Latest News & Announcements

Sustainable Energy Investing and Financing Activation (SEIFA)

SEIFA is Boosting the Sustainable Industrial Transition

Sustainability and the transition to a low-carbon, more resource-efficient, and circular economy are key in ensuring the long-term competitiveness of the EU economy. The industry represents the most energy-intensive sector: steel, cement, and manufacturing productions account for 21% of human emission – one and a half times as much as all the world’s cars, trucks, ships, and planes combined[1]. To reduce emissions, the industrial sector will need to displace fossil fuel-based energy inputs with low-to-zero emissions, along with improved heat integration and energy efficiency.

Current levels of investment are not sufficient to support an environmentally and socially sustainable economic system. According to the Impact Assessment for the amendment of the Energy Efficiency Directive, in order to reach the EU’s 2030 climate and energy target, about €379 billion of investments are needed annually: mostly in energy efficiency, renewable energy sources, and infrastructure[2].

Reorienting private capital to more sustainable investments requires a comprehensive shift in how the financial system works. Surveys suggest that companies and investors attention for investable climate mitigation projects is rising; they are increasingly searching for investments that take into account environmental and social considerations[3].

On the 28th of October, SEIFA partners already launched the regional/national aggregators for investable industrial projects in the CEE region, including Bulgaria, Croatia, Czech Republic, Estonia, Germany, Hungary, Latvia, Lithuania, Poland, Romania, Slovakia, and Slovenia. Project aggregators (deal originators) will create large and standardised pipelines of investable sustainable energy industrial projects.

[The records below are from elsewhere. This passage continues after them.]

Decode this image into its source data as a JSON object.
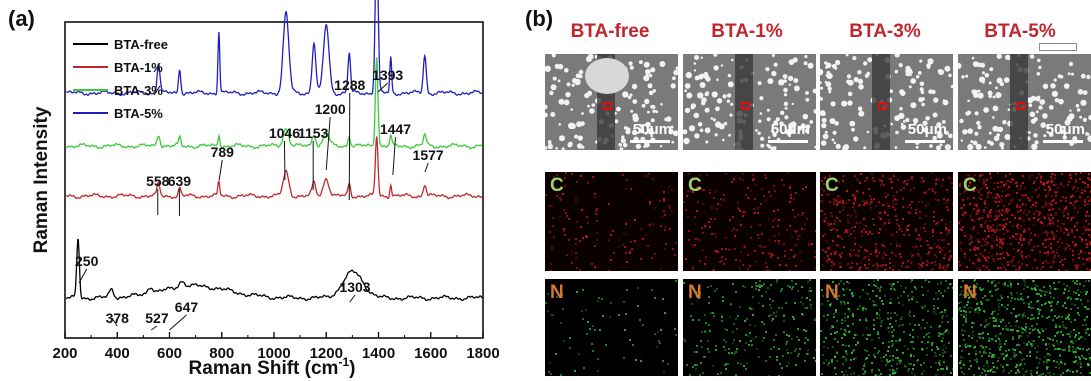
{
  "panels": {
    "a": "(a)",
    "b": "(b)"
  },
  "chart_data": {
    "type": "line",
    "xlabel": "Raman Shift (cm",
    "xlabel_sup": "-1",
    "xlabel_close": ")",
    "ylabel": "Raman Intensity",
    "xlim": [
      200,
      1800
    ],
    "xticks": [
      200,
      400,
      600,
      800,
      1000,
      1200,
      1400,
      1600,
      1800
    ],
    "yticks_shown": false,
    "legend_position": "top-left",
    "series": [
      {
        "name": "BTA-free",
        "color": "#000000",
        "baseline": 40,
        "peaks": [
          [
            250,
            60,
            7
          ],
          [
            378,
            8,
            12
          ],
          [
            527,
            7,
            14
          ],
          [
            647,
            6,
            16
          ],
          [
            1303,
            26,
            55
          ]
        ]
      },
      {
        "name": "BTA-1%",
        "color": "#c0282d",
        "baseline": 142,
        "peaks": [
          [
            558,
            12,
            8
          ],
          [
            639,
            8,
            6
          ],
          [
            789,
            14,
            5
          ],
          [
            1046,
            24,
            15
          ],
          [
            1153,
            13,
            10
          ],
          [
            1200,
            18,
            15
          ],
          [
            1288,
            12,
            7
          ],
          [
            1393,
            60,
            7
          ],
          [
            1447,
            12,
            5
          ],
          [
            1577,
            12,
            8
          ]
        ]
      },
      {
        "name": "BTA-3%",
        "color": "#3ec93e",
        "baseline": 192,
        "peaks": [
          [
            558,
            12,
            8
          ],
          [
            639,
            8,
            6
          ],
          [
            789,
            12,
            5
          ],
          [
            1046,
            18,
            15
          ],
          [
            1153,
            12,
            10
          ],
          [
            1200,
            14,
            15
          ],
          [
            1288,
            10,
            7
          ],
          [
            1393,
            90,
            7
          ],
          [
            1447,
            10,
            5
          ],
          [
            1577,
            11,
            8
          ]
        ]
      },
      {
        "name": "BTA-5%",
        "color": "#1f1fbf",
        "baseline": 245,
        "peaks": [
          [
            558,
            30,
            8
          ],
          [
            639,
            25,
            6
          ],
          [
            789,
            62,
            5
          ],
          [
            1046,
            80,
            15
          ],
          [
            1153,
            50,
            10
          ],
          [
            1200,
            68,
            15
          ],
          [
            1288,
            40,
            7
          ],
          [
            1393,
            150,
            8
          ],
          [
            1447,
            35,
            5
          ],
          [
            1577,
            38,
            8
          ]
        ]
      }
    ],
    "annotations": [
      {
        "text": "250"
      },
      {
        "text": "378"
      },
      {
        "text": "527"
      },
      {
        "text": "647"
      },
      {
        "text": "1303"
      },
      {
        "text": "558"
      },
      {
        "text": "639"
      },
      {
        "text": "789"
      },
      {
        "text": "1046"
      },
      {
        "text": "1153"
      },
      {
        "text": "1200"
      },
      {
        "text": "1288"
      },
      {
        "text": "1393"
      },
      {
        "text": "1447"
      },
      {
        "text": "1577"
      }
    ]
  },
  "micrographs": {
    "columns": [
      "BTA-free",
      "BTA-1%",
      "BTA-3%",
      "BTA-5%"
    ],
    "row_labels": [
      "C",
      "N"
    ],
    "scale_bar": "50μm",
    "c_intensity": [
      0.08,
      0.18,
      0.45,
      0.75
    ],
    "n_intensity": [
      0.02,
      0.2,
      0.45,
      0.7
    ],
    "highlight_color": "#c0262d"
  }
}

SEIFA presents sustainable energy investing as an economic opportunity. The project will help open up new employment and investment opportunities laying the pathway for economic growth. Greater advisory and technical assistance will contribute to a larger pipeline of sustainable energy projects. The developed platform with sophisticated digital tools will provide detailed sustainability and greenhouse gas emissions assessments, value creation roadmaps, performance monitoring, and sustainability reporting.

SEIFA will boost the transition to a low-carbon and resource-efficient industry. Within the project duration, it will trigger at least 200 GWh/year of primary energy savings generating a 200.000 tCO2-eq/year reduction of greenhouse gas emissions and no less than 2500 GWh/year with at least 2.500.000 tCO2-eq/year emission reduction within 5 years after the project’s 30 months period.